Vantaggi per il debitore: Il piano del consumatore è spesso la via preferibile se percorribile, perché consente di ristrutturare i debiti senza dover avere il consenso dei creditori e magari conservando i beni essenziali (come l’abitazione). Durante la procedura il debitore può ottenere la sospensione delle azioni esecutive in corso e il divieto di iniziarne di nuove, così da avere respiro. Se completato, dà accesso all’esdebitazione totale dei debiti residui. Inoltre, la durata del piano può essere concordata su misura (tipicamente 4–5 anni, ma può essere anche più breve o leggermente più lunga in base alla fattibilità e all’accordo con eventuali terzi che finanziano il piano). Un altro vantaggio è che i creditori che abbiano tenuto comportamenti scorretti (ad es. banca che abbia concesso credito violando norme antiusura, o finanziaria che non ha valutato credit score) non possono contestare la convenienza del piano, quindi si riduce la loro capacità di opporsi.
Svantaggi e limiti: Non tutti possono accedere – solo i consumatori, quindi se uno ha debiti in parte correlati a un’attività d’impresa in corso (es. è piccolo imprenditore) non può fare il piano, dovrà fare il concordato minore. Inoltre, il piano deve comunque essere sostenibile con i mezzi del debitore: se la persona non dispone di entrate sufficienti nemmeno per una minima proposta, il piano non è fattibile e si dovrà optare per la liquidazione o per l’esdebitazione da incapiente. Il giudice inoltre può rigettare il piano se ritiene che i creditori ricevano meno di quanto potrebbero ragionevolmente avere (ad es. se il debitore ha beni di valore che potrebbe liquidare e nel piano invece offre troppo poco). E naturalmente, una volta omologato, il piano va rispettato scrupolosamente dal debitore, altrimenti si rischia la revoca e la perdita del beneficio.

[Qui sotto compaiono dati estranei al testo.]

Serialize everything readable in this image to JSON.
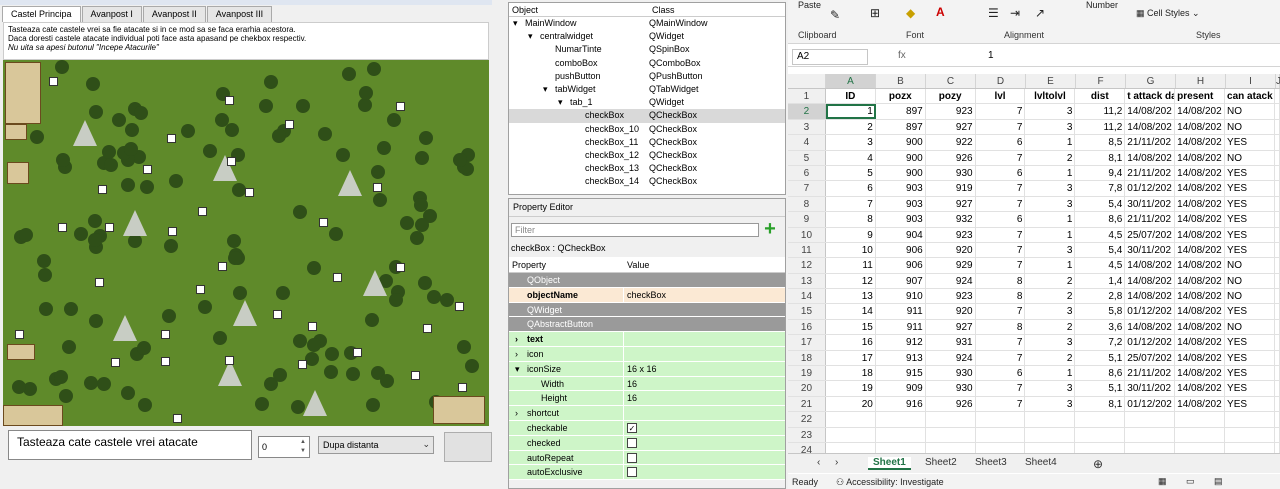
{
  "designer": {
    "tabs": [
      "Castel Principa",
      "Avanpost I",
      "Avanpost II",
      "Avanpost III"
    ],
    "info_lines": [
      "Tasteaza cate castele vrei sa fie atacate si in ce mod sa se faca erarhia acestora.",
      "Daca doresti castele atacate individual poti face asta apasand pe chekbox respectiv.",
      "Nu uita sa apesi butonul \"Incepe Atacurile\""
    ],
    "attack_count_label": "Tasteaza cate castele vrei atacate",
    "spin_value": "0",
    "combo_value": "Dupa distanta"
  },
  "object_inspector": {
    "headers": [
      "Object",
      "Class"
    ],
    "rows": [
      {
        "name": "MainWindow",
        "class": "QMainWindow",
        "indent": 0,
        "expander": "▾"
      },
      {
        "name": "centralwidget",
        "class": "QWidget",
        "indent": 1,
        "expander": "▾"
      },
      {
        "name": "NumarTinte",
        "class": "QSpinBox",
        "indent": 2,
        "expander": ""
      },
      {
        "name": "comboBox",
        "class": "QComboBox",
        "indent": 2,
        "expander": ""
      },
      {
        "name": "pushButton",
        "class": "QPushButton",
        "indent": 2,
        "expander": ""
      },
      {
        "name": "tabWidget",
        "class": "QTabWidget",
        "indent": 2,
        "expander": "▾"
      },
      {
        "name": "tab_1",
        "class": "QWidget",
        "indent": 3,
        "expander": "▾"
      },
      {
        "name": "checkBox",
        "class": "QCheckBox",
        "indent": 4,
        "expander": "",
        "selected": true
      },
      {
        "name": "checkBox_10",
        "class": "QCheckBox",
        "indent": 4,
        "expander": ""
      },
      {
        "name": "checkBox_11",
        "class": "QCheckBox",
        "indent": 4,
        "expander": ""
      },
      {
        "name": "checkBox_12",
        "class": "QCheckBox",
        "indent": 4,
        "expander": ""
      },
      {
        "name": "checkBox_13",
        "class": "QCheckBox",
        "indent": 4,
        "expander": ""
      },
      {
        "name": "checkBox_14",
        "class": "QCheckBox",
        "indent": 4,
        "expander": ""
      }
    ]
  },
  "property_editor": {
    "title": "Property Editor",
    "filter_placeholder": "Filter",
    "object_label": "checkBox : QCheckBox",
    "headers": [
      "Property",
      "Value"
    ],
    "rows": [
      {
        "key": "QObject",
        "value": "",
        "type": "group"
      },
      {
        "key": "objectName",
        "value": "checkBox",
        "type": "obj",
        "bold": true
      },
      {
        "key": "QWidget",
        "value": "",
        "type": "group"
      },
      {
        "key": "QAbstractButton",
        "value": "",
        "type": "group"
      },
      {
        "key": "text",
        "value": "",
        "type": "green",
        "bold": true,
        "exp": "›"
      },
      {
        "key": "icon",
        "value": "",
        "type": "green",
        "exp": "›"
      },
      {
        "key": "iconSize",
        "value": "16 x 16",
        "type": "green",
        "exp": "▾"
      },
      {
        "key": "Width",
        "value": "16",
        "type": "green",
        "indent": true
      },
      {
        "key": "Height",
        "value": "16",
        "type": "green",
        "indent": true
      },
      {
        "key": "shortcut",
        "value": "",
        "type": "green",
        "exp": "›"
      },
      {
        "key": "checkable",
        "value": "",
        "type": "green",
        "check": "✓"
      },
      {
        "key": "checked",
        "value": "",
        "type": "green",
        "check": " "
      },
      {
        "key": "autoRepeat",
        "value": "",
        "type": "green",
        "check": " "
      },
      {
        "key": "autoExclusive",
        "value": "",
        "type": "green",
        "check": " "
      }
    ]
  },
  "excel": {
    "ribbon": {
      "paste": "Paste",
      "number": "Number",
      "cell_styles": "Cell Styles",
      "groups": [
        "Clipboard",
        "Font",
        "Alignment",
        "Styles"
      ]
    },
    "name_box": "A2",
    "fx": "fx",
    "formula_value": "1",
    "columns": [
      "A",
      "B",
      "C",
      "D",
      "E",
      "F",
      "G",
      "H",
      "I",
      "J"
    ],
    "headers": [
      "ID",
      "pozx",
      "pozy",
      "lvl",
      "lvltolvl",
      "dist",
      "t attack da",
      "present",
      "can atack"
    ],
    "rows": [
      [
        "1",
        "897",
        "923",
        "7",
        "3",
        "11,2",
        "14/08/202",
        "14/08/202",
        "NO"
      ],
      [
        "2",
        "897",
        "927",
        "7",
        "3",
        "11,2",
        "14/08/202",
        "14/08/202",
        "NO"
      ],
      [
        "3",
        "900",
        "922",
        "6",
        "1",
        "8,5",
        "21/11/202",
        "14/08/202",
        "YES"
      ],
      [
        "4",
        "900",
        "926",
        "7",
        "2",
        "8,1",
        "14/08/202",
        "14/08/202",
        "NO"
      ],
      [
        "5",
        "900",
        "930",
        "6",
        "1",
        "9,4",
        "21/11/202",
        "14/08/202",
        "YES"
      ],
      [
        "6",
        "903",
        "919",
        "7",
        "3",
        "7,8",
        "01/12/202",
        "14/08/202",
        "YES"
      ],
      [
        "7",
        "903",
        "927",
        "7",
        "3",
        "5,4",
        "30/11/202",
        "14/08/202",
        "YES"
      ],
      [
        "8",
        "903",
        "932",
        "6",
        "1",
        "8,6",
        "21/11/202",
        "14/08/202",
        "YES"
      ],
      [
        "9",
        "904",
        "923",
        "7",
        "1",
        "4,5",
        "25/07/202",
        "14/08/202",
        "YES"
      ],
      [
        "10",
        "906",
        "920",
        "7",
        "3",
        "5,4",
        "30/11/202",
        "14/08/202",
        "YES"
      ],
      [
        "11",
        "906",
        "929",
        "7",
        "1",
        "4,5",
        "14/08/202",
        "14/08/202",
        "NO"
      ],
      [
        "12",
        "907",
        "924",
        "8",
        "2",
        "1,4",
        "14/08/202",
        "14/08/202",
        "NO"
      ],
      [
        "13",
        "910",
        "923",
        "8",
        "2",
        "2,8",
        "14/08/202",
        "14/08/202",
        "NO"
      ],
      [
        "14",
        "911",
        "920",
        "7",
        "3",
        "5,8",
        "01/12/202",
        "14/08/202",
        "YES"
      ],
      [
        "15",
        "911",
        "927",
        "8",
        "2",
        "3,6",
        "14/08/202",
        "14/08/202",
        "NO"
      ],
      [
        "16",
        "912",
        "931",
        "7",
        "3",
        "7,2",
        "01/12/202",
        "14/08/202",
        "YES"
      ],
      [
        "17",
        "913",
        "924",
        "7",
        "2",
        "5,1",
        "25/07/202",
        "14/08/202",
        "YES"
      ],
      [
        "18",
        "915",
        "930",
        "6",
        "1",
        "8,6",
        "21/11/202",
        "14/08/202",
        "YES"
      ],
      [
        "19",
        "909",
        "930",
        "7",
        "3",
        "5,1",
        "30/11/202",
        "14/08/202",
        "YES"
      ],
      [
        "20",
        "916",
        "926",
        "7",
        "3",
        "8,1",
        "01/12/202",
        "14/08/202",
        "YES"
      ]
    ],
    "row_numbers": [
      "1",
      "2",
      "3",
      "4",
      "5",
      "6",
      "7",
      "8",
      "9",
      "10",
      "11",
      "12",
      "13",
      "14",
      "15",
      "16",
      "17",
      "18",
      "19",
      "20",
      "21",
      "22",
      "23",
      "24"
    ],
    "sheets": [
      "Sheet1",
      "Sheet2",
      "Sheet3",
      "Sheet4"
    ],
    "status_ready": "Ready",
    "status_access": "Accessibility: Investigate"
  }
}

Concordato minore (ex accordo di composizione dei debiti)
Il concordato minore (disciplinato dagli artt. 74-83 CCII) è la nuova denominazione dell’“accordo di composizione della crisi” previsto dalla legge del 2012. È la procedura destinata ai debitori sovraindebitati non qualificabili come consumatori. In pratica riguarda i piccoli imprenditori, professionisti, start-up, ditte individuali, imprenditori agricoli, enti non profit e in genere chiunque abbia debiti in ambito economico-professionale, o misti, tali da escludere la qualifica pura di consumatore. Anche un consumatore in teoria potrebbe optare per il concordato minore, ma tendenzialmente se è consumatore conviene usare il piano a lui dedicato. In realtà il CCII esclude espressamente la procedura di concordato minore per il consumatore: quest’ultimo deve usare il piano. Quindi le due platee sono separate.

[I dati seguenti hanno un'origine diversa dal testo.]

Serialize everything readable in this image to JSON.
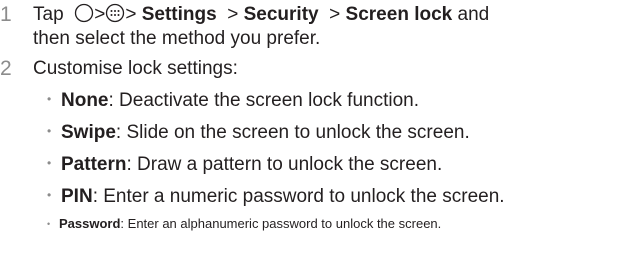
{
  "steps": [
    {
      "number": "1",
      "prefix": "Tap",
      "sep1": ">",
      "sep2": ">",
      "settings": "Settings",
      "sep3": ">",
      "security": "Security",
      "sep4": ">",
      "screen_lock": "Screen lock",
      "suffix": "and",
      "line2": "then select the method you prefer.",
      "icons": [
        "home-circle-icon",
        "apps-drawer-icon"
      ]
    },
    {
      "number": "2",
      "text": "Customise lock settings:"
    }
  ],
  "options": [
    {
      "term": "None",
      "desc": ": Deactivate the screen lock function."
    },
    {
      "term": "Swipe",
      "desc": ": Slide on the screen to unlock the screen."
    },
    {
      "term": "Pattern",
      "desc": ": Draw a pattern to unlock the screen."
    },
    {
      "term": "PIN",
      "desc": ": Enter a numeric password to unlock the screen."
    },
    {
      "term": "Password",
      "desc": ": Enter an alphanumeric password to unlock the screen."
    }
  ],
  "bullet_glyph": "•"
}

Caratteristiche: A differenza del piano del consumatore, qui la volontà dei creditori conta. Il debitore propone un accordo ai creditori che deve essere approvato da una maggioranza per poter essere omologato. È un meccanismo simile a un concordato preventivo ma semplificato e tarato per chi non può accedere a quello maggiore. Vediamo come funziona:
- Proposta di concordato minore: Il debitore (coadiuvato dall’OCC) formula una proposta che può avere due forme: “in continuità” se prevede la prosecuzione dell’attività imprenditoriale/professionale, oppure “liquidatoria” se invece il debitore cesserà l’attività e mette a disposizione beni per il pagamento dei creditori. Nel secondo caso (liquidatorio) la legge richiede espressamente un “apporto di risorse esterne” che aumentino in misura apprezzabile la soddisfazione dei creditori. Questo per evitare che il concordato minore liquidatorio sia troppo svantaggioso rispetto a una liquidazione controllata: il debitore deve metterci qualcosa in più (es. far intervenire un familiare con una somma, o rinunciare a qualche esenzione, ecc.). Il contenuto della proposta può consistere in percentuali di pagamento dei vari crediti, dilazioni, stralci, cessione di beni, ecc., in maniera molto flessibile, purché siano rispettate le cause legittime di prelazione (non si può alterare l’ordine dei privilegi senza consenso dei creditori interessati) e il best interest test (nessun creditore dissenziente può ricevere meno di quanto avrebbe ottenuto in una liquidazione alternativa).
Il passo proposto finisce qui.